A big reason why I wanted to blog again was to write about the indie game I’m making, called Nevada. I started this in the summer of 2020 as a completely solo endeavor. Just me, Unreal 4.26, and whatever I could scrounge from the asset store. The vision? To create a kind of detective noir experience in the Nevada desert. I was inspired by two things: driving through the beautiful desolation of the Nevada desert and by some music I had recorded (available here). Well, that and I love Columbo and detective dramas on television (but especially Columbo).

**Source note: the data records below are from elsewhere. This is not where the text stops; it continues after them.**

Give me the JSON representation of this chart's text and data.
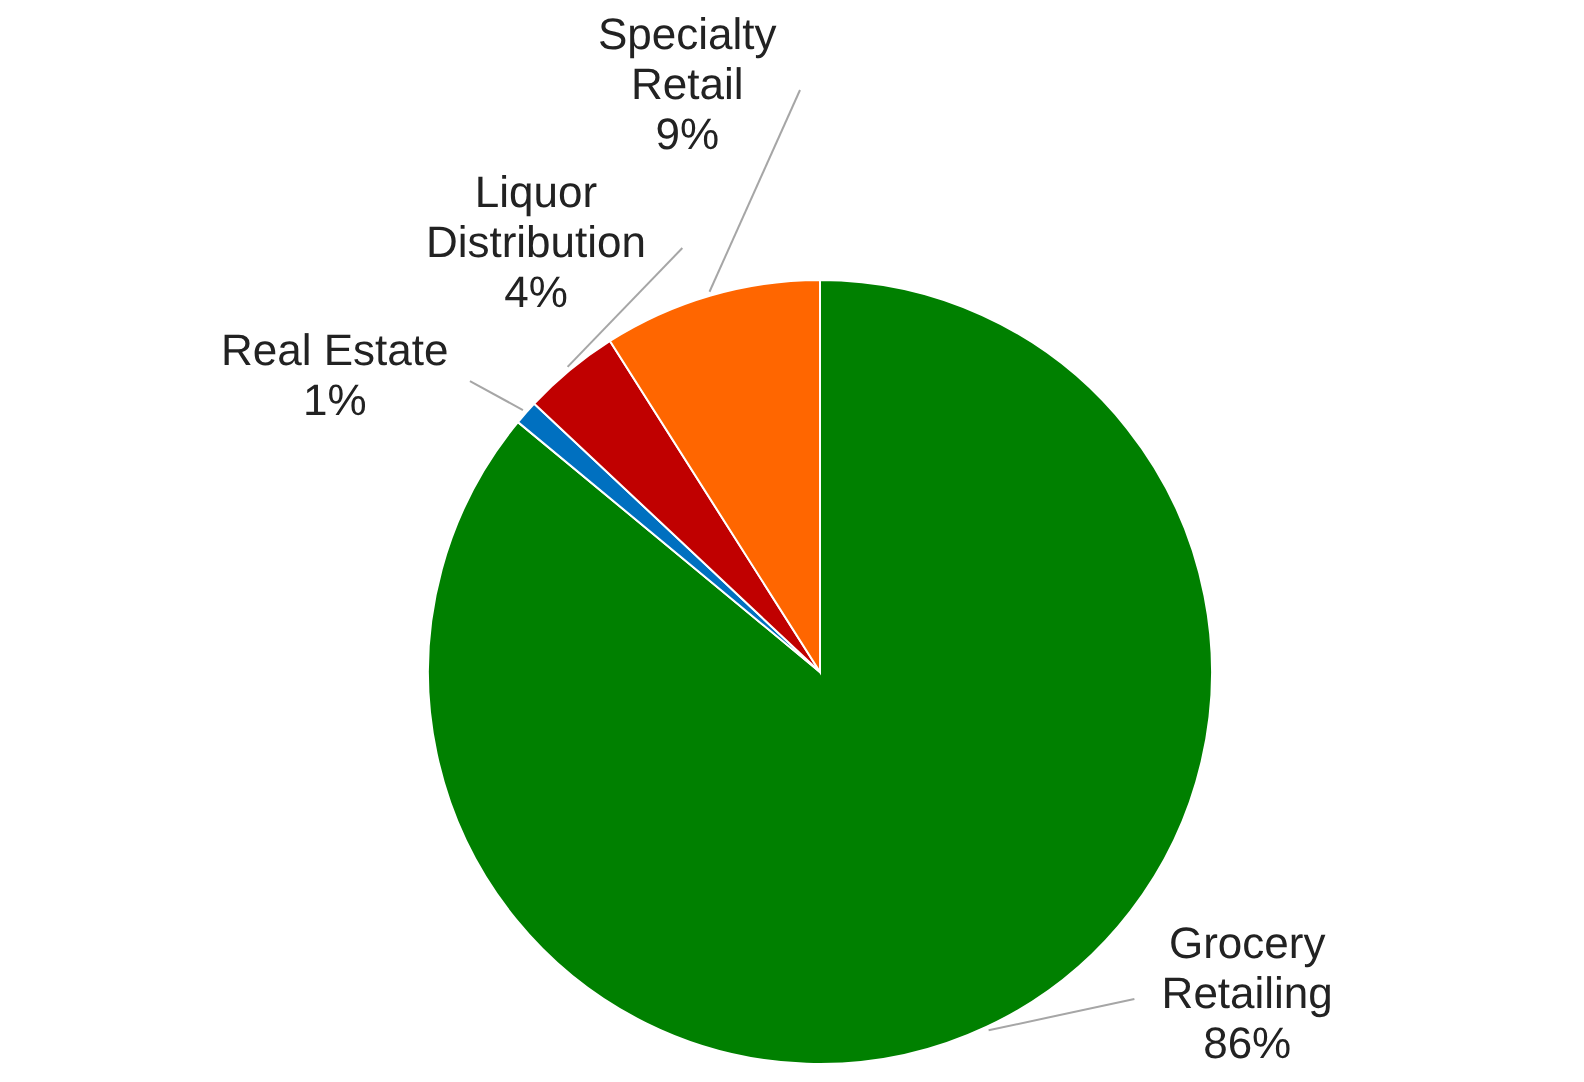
{
  "chart_data": {
    "type": "pie",
    "categories": [
      "Grocery Retailing",
      "Real Estate",
      "Liquor Distribution",
      "Specialty Retail"
    ],
    "values": [
      86,
      1,
      4,
      9
    ],
    "colors": [
      "#008000",
      "#0070c0",
      "#c00000",
      "#ff6600"
    ],
    "value_labels": [
      "86%",
      "1%",
      "4%",
      "9%"
    ]
  }
}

So anyway, the purpose of these posts is to update everyone on my progress. This one is going to be a little longer since it is the first. Let’s get some quick facts out of the way:
Current State of the Game: Approaching a rough alpha. All game chapters are playable (15 chapters!), but much of this is just placeholder content. The game environment is more or less complete. Most of the work is making the gameplay itself, which is very strange (a sort of Final Fantasy approach to interrogations).
How Long to Finish: Utterly clueless. I hope to hit something resembling an Alpha by the end of this summer.
So with that set, today’s progress: I started the journal pass!
Many games benefit from some kind of journal system, and fortunately the Unreal asset store has a really good one that isn’t very expensive: the component journal. Seriously, get it. Just have it in your library. It is one of the best tools in the entire store. It uses simple to manage data tables and can be pretty easily customized.
My game works roughly like this: you win an interrogation; you get a new journal entry. The journal entries slowly unlock the story. With all the game chapters (kind of like “missions” in an RPG) set, I need to do a broad pass to get all of the basic journal entries in. Not all of them, just the ones that you get for completing a chapter (some journal entries require doing other things to get).
This is a murder mystery game, so I have to keep the story straight. This is *way* harder than I thought. I really admire the writers of all the Columbo episodes. I think my story is, like, ok. Not great, just fine. I hope the gameplay makes up for it! Anyway, to keep things straight, I have a story doc that I use to remind myself of what goes where (I have other docs that sketch the story in prose form, which I can blog about later).